The upper part and the lower part play a significant role in feature extraction from the document image. In case of Devnagari script or Bangla script, the upper part will mainly contain matra or shirorekha pixels, whereas the lower part will contain the base pixels of the component. In case of Roman script or Urdu script, there will be no matra or shirorekha. So if pixel density is calculated, there will be difference in pixel density of upper part and lower part of the components of different scripts.

3.4 Feature Based on Freeman Chain Code

In Bangla and Devnagari scripts, horizontal lines present on the upper part of the writing are called ‘Matra’ or ‘Shirorekha.’ This is a unique distinguishing feature of these two scripts from the rest. We use cvFindContours() function in OpenCV [5] in CV_CHAIN_CODE mode for identifying these lines as a sequence of integers as shown in Fig. 5. Some slanting line presents in other scripts is also identified by the technique.

Fig. 5
figure 5

Freeman chain code [2]

4 Classification Using Logistic Model Tree

Based on the above-normalized features, we employed logistic model tree (LMT) classifier under WEKA tool [2] for identification of handwritten Bangla, Roman, Devnagari, and Oriya scripts. WEKA is one of the widely used tools in the area of machine learning. It contains tools for various applications such as data preprocessing, classification, clustering, regression, association rules, and visualization.

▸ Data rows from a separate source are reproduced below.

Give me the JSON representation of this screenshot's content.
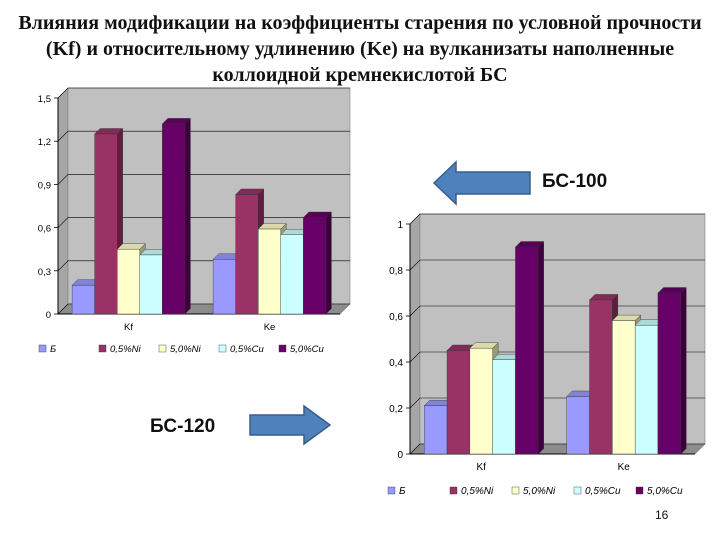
{
  "title": "Влияния модификации на коэффициенты старения по условной прочности (Kf) и относительному удлинению (Ke) на вулканизаты наполненные коллоидной кремнекислотой БС",
  "labels": {
    "bs100": "БС-100",
    "bs120": "БС-120"
  },
  "page_number": "16",
  "colors": {
    "series": [
      "#9999ff",
      "#993366",
      "#ffffcc",
      "#ccffff",
      "#660066"
    ],
    "plot_bg": "#c0c0c0",
    "arrow": "#4f81bd"
  },
  "chart_data": [
    {
      "type": "bar",
      "categories": [
        "Kf",
        "Ke"
      ],
      "series": [
        {
          "name": "Б",
          "values": [
            0.2,
            0.38
          ]
        },
        {
          "name": "0,5%Ni",
          "values": [
            1.25,
            0.83
          ]
        },
        {
          "name": "5,0%Ni",
          "values": [
            0.45,
            0.59
          ]
        },
        {
          "name": "0,5%Cu",
          "values": [
            0.41,
            0.55
          ]
        },
        {
          "name": "5,0%Cu",
          "values": [
            1.32,
            0.67
          ]
        }
      ],
      "yticks": [
        "0",
        "0,3",
        "0,6",
        "0,9",
        "1,2",
        "1,5"
      ],
      "ylim": [
        0,
        1.5
      ],
      "grid": true,
      "legend": "bottom"
    },
    {
      "type": "bar",
      "categories": [
        "Kf",
        "Ke"
      ],
      "series": [
        {
          "name": "Б",
          "values": [
            0.21,
            0.25
          ]
        },
        {
          "name": "0,5%Ni",
          "values": [
            0.45,
            0.67
          ]
        },
        {
          "name": "5,0%Ni",
          "values": [
            0.46,
            0.58
          ]
        },
        {
          "name": "0,5%Cu",
          "values": [
            0.41,
            0.56
          ]
        },
        {
          "name": "5,0%Cu",
          "values": [
            0.9,
            0.7
          ]
        }
      ],
      "yticks": [
        "0",
        "0,2",
        "0,4",
        "0,6",
        "0,8",
        "1"
      ],
      "ylim": [
        0,
        1
      ],
      "grid": true,
      "legend": "bottom"
    }
  ]
}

4.1 Logistic Model Tree Classifier

For present work LMT classifier is used. The model is build using a classification tree with logistic regression function at the leaves. The algorithm can deal with binary and multi-class target variables, numeric and nominal attributes, and missing values. For more detail, refer [6, 9, 13].

5 Result and Discussion

In the experiment a total of 126 document images are used consisting of 32 Bangla, 32 Roman, 30 Devnagari and 32 Oriya scripts. Table 1 shows confusion matrix where Bengali and Oriya obtain highest accuracy rate where as Devnagari obtained lowest among the four. Overall, 95.5 % average accuracy is obtained using LMT classifier with a fivefold cross-validation. In this result, observation is that Devnagari script gives lowest accuracy because of its similarity with Bengali script in some features such as presence of ‘matra.’ That is why 8.4 % Devnagari scripts are misclassified as Bengali script (Fig. 6).

Table 1 Confusion matrix
Fig. 6
figure 6

Correctly classified percentage of all the scripts

Table 2 provides a comparative study with other result available so far in handwritten script identification problems. The proposed method considering four scripts performs considerably well compared to other three available methods.

Table 2 Comparative study

6 Conclusion

Script identification from four popular eastern Indian scripts in handwritten document images is proposed. Many works are available on printed script identification problem but attention is very less on handwritten script identification category. That is why emphasis needs to be given on the problem of handwritten script identification. So far, all the discussions were restricted to off-line script identification area. Future plan of the authors includes extending the work considering all 13 official Indian scripts and working in the online and video environment for real-life automatic script identification problem.